Three years ago, it was a little-noticed midsize mutual. Today, it is one of the hottest banking properties on the West Coast. Mr. Downs wants to catch his breath. With two acquisitions in one year, it's easy to imagine management feeling a bit unglued by the whole experience.

"I think we'll slow down a bit now," he said.

Mr. Downs, Mr. Kerr, Mr. and Houston present probably one of the most unprepossessing troikas of any financial institution with more than $1 billion in assets west of the Mississippi.

Mr. Houston, 67, who spent 25 years at First Interstate Nevada, eventually running its entire northern Nevada operation before he jumped ship to the then tiny American Federal in 1986, isn't above dealing with the minor headaches of running a thrift. One of the few pieces of paper on his desk is a list of repossessed assets, three of which are automobiles.

"That's too many cars this month," he says in his gravelly voice. "This one here we wish we didn't have to take back, but . . ."

Which leads to a discussion about nonperforming assets, prompting Mr. Kerr to pull a bunch of dog-eared notecards out of his shirt pocket. On each card is some vital piece of information, ranging from interest margin to the yield and maturity of the securities portfolio. This is how the ever-smiling 65-year-old veteran of financial accounting keeps his numbers.

And his stack of cards has been growing because the numbers have been growing.

American Federal switched from a mutual to stock form and went public in late 1992, raising $40.6 million through a new holding company called Amfed Financial Inc. That boosted the thrift's core capital ratio to a whopping 8.8%. Today, it stands at 9.04%.

Mr. Houston waited a year before putting that capital to work.

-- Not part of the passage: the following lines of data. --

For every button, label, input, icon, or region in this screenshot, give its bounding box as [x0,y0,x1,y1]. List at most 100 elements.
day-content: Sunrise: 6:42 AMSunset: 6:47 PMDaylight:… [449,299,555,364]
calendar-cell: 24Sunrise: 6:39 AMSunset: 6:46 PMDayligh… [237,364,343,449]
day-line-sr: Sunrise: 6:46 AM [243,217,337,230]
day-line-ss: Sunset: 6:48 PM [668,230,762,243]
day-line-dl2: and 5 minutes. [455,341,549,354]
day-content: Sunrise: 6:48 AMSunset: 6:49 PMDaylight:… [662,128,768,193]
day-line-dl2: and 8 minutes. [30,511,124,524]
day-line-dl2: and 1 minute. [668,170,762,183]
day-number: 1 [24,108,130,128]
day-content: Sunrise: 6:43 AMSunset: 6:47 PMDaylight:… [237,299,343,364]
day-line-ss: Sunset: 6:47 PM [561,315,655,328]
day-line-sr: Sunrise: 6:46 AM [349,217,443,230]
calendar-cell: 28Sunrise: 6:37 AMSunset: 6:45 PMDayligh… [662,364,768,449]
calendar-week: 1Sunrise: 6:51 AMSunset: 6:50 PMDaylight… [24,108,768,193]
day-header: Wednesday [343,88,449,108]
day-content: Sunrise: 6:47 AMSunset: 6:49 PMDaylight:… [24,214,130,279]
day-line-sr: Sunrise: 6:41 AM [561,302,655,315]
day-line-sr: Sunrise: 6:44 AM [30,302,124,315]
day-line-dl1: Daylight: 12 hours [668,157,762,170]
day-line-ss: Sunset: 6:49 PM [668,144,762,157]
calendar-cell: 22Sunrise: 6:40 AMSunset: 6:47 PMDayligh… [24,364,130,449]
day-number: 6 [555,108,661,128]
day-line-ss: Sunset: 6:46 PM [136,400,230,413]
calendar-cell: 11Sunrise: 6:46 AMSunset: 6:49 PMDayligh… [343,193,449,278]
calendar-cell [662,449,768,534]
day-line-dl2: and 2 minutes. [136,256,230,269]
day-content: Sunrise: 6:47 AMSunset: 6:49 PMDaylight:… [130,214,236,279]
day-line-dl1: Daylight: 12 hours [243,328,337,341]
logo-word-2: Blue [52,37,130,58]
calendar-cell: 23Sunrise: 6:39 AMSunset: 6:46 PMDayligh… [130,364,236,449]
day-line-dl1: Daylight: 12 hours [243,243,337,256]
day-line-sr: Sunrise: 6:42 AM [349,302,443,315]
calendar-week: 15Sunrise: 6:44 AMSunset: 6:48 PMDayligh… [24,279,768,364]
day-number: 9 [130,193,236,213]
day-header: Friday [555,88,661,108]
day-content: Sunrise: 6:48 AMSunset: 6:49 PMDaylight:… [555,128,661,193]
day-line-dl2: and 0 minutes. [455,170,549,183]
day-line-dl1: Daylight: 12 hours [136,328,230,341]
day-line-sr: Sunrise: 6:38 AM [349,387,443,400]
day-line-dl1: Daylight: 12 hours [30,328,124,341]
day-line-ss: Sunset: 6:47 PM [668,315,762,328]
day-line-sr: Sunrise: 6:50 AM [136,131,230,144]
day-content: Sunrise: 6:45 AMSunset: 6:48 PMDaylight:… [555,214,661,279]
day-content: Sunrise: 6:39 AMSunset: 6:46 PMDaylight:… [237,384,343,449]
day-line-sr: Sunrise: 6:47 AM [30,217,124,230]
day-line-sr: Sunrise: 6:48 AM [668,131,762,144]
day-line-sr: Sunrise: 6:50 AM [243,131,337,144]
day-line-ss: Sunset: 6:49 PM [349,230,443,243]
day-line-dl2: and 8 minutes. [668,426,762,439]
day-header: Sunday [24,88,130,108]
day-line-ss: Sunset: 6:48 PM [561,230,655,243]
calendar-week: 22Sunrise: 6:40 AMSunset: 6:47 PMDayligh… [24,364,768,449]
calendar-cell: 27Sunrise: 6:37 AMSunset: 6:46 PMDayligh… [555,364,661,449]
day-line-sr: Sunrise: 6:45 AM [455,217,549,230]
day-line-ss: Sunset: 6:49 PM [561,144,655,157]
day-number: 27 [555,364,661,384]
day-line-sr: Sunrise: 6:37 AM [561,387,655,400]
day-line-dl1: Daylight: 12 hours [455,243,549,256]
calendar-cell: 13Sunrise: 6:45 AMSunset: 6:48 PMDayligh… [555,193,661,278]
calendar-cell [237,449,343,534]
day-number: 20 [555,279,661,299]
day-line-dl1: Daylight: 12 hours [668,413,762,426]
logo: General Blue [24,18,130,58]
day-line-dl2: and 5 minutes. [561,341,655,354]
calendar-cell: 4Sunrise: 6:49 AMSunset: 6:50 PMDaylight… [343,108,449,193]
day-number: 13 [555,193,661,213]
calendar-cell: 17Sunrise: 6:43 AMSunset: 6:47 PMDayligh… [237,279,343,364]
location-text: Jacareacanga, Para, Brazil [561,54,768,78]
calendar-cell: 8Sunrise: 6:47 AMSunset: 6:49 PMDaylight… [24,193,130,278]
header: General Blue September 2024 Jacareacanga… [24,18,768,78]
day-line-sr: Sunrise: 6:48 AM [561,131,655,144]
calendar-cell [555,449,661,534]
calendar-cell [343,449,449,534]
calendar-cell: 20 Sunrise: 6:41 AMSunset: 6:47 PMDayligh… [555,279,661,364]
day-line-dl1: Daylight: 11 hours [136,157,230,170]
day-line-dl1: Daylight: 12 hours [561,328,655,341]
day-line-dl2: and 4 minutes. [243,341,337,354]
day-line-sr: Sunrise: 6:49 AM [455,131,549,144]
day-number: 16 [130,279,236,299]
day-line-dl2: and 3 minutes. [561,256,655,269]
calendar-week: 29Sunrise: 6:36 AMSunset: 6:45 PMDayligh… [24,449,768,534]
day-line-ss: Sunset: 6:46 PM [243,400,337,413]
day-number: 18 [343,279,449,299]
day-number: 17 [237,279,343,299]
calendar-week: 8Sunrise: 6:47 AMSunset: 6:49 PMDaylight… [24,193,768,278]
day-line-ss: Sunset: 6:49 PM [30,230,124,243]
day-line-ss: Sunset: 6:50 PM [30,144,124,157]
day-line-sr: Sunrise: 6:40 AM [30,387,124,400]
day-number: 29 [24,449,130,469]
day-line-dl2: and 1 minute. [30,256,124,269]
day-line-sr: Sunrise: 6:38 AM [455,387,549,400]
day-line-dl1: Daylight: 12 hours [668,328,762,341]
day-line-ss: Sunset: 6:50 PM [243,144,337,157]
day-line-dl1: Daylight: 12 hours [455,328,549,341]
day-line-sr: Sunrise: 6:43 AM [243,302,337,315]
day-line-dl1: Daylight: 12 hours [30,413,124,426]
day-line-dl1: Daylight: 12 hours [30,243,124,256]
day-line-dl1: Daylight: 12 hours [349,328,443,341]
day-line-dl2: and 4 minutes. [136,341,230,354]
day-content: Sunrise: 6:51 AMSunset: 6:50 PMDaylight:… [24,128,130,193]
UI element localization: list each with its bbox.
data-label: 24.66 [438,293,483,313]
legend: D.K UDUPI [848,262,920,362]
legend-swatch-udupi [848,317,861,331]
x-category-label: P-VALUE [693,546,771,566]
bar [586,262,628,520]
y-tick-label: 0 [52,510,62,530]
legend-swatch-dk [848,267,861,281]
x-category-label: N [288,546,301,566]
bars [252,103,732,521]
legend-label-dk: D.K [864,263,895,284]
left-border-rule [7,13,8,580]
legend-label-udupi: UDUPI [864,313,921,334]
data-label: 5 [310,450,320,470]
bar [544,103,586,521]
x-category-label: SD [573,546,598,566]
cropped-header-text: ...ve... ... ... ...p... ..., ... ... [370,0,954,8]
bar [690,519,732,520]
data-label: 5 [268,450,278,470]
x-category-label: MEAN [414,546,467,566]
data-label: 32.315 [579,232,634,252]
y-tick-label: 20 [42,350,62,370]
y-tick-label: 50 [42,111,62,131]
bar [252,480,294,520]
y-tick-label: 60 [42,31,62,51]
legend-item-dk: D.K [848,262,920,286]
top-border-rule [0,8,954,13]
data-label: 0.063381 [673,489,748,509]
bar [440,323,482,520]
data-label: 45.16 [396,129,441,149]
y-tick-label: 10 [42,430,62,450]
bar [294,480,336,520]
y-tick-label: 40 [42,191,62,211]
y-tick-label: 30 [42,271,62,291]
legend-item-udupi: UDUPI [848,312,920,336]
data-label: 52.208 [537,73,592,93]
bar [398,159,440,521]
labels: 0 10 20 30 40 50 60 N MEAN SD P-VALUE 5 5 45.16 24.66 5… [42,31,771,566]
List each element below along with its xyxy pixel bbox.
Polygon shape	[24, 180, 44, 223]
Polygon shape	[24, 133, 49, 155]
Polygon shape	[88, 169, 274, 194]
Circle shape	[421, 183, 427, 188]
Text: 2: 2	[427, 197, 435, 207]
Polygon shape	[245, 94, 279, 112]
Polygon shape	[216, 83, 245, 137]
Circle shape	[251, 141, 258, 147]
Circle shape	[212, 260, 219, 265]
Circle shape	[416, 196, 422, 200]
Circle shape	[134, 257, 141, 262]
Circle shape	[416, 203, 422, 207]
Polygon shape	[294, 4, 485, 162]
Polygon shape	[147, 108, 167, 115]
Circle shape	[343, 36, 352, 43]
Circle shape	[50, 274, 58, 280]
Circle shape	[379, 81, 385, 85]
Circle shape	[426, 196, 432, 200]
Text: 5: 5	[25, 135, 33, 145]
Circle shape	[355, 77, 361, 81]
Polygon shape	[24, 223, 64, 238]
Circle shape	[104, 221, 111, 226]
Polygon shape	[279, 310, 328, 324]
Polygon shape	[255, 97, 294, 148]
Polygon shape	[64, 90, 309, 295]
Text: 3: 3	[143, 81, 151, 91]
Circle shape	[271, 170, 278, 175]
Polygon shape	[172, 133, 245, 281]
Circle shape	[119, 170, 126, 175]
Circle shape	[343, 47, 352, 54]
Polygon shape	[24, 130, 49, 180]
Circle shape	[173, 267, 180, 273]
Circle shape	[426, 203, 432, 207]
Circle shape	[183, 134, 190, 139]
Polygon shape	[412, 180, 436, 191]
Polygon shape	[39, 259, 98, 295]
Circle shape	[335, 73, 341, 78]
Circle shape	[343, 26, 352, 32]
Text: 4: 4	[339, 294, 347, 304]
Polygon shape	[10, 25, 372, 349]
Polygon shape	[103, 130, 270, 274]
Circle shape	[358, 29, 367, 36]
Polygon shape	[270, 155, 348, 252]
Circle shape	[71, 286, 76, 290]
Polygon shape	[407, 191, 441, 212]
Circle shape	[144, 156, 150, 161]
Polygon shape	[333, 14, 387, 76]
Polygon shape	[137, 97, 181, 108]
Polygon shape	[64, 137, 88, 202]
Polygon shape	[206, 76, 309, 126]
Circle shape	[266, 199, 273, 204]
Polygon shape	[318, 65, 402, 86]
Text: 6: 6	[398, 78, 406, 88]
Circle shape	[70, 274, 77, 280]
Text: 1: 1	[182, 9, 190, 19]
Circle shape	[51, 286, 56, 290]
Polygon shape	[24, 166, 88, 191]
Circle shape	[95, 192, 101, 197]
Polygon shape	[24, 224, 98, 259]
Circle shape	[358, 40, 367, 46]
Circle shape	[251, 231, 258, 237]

In the first half of 1993, Amfed announced acquisition deals with Home Federal Savings Bank of Reno and First Western Financial Corp., a bank holding company in Las Vegas.

The deals added 22 branches to Amfed's existing 26, doubled its footings, and gave it the third-highest deposit market share in the state. It also made it the only locally owned financial institution in Reno.

Going out at $8 a share, Amfed's stock now hovers at $22 a share.

Pacific Crest's Mr. Bradshaw said Amfed could stay independent if it wanted. He said it needs to bring return on equity up from the current 9.82% and wring the expected efficiencies out of its two recent mergers.

"With the management team they have I have every confidence they can do it," Mr. Bradshaw said. "I don't think they will stay independent, though. They can survive alone, but I don't think they will. The attraction to the state will be too strong."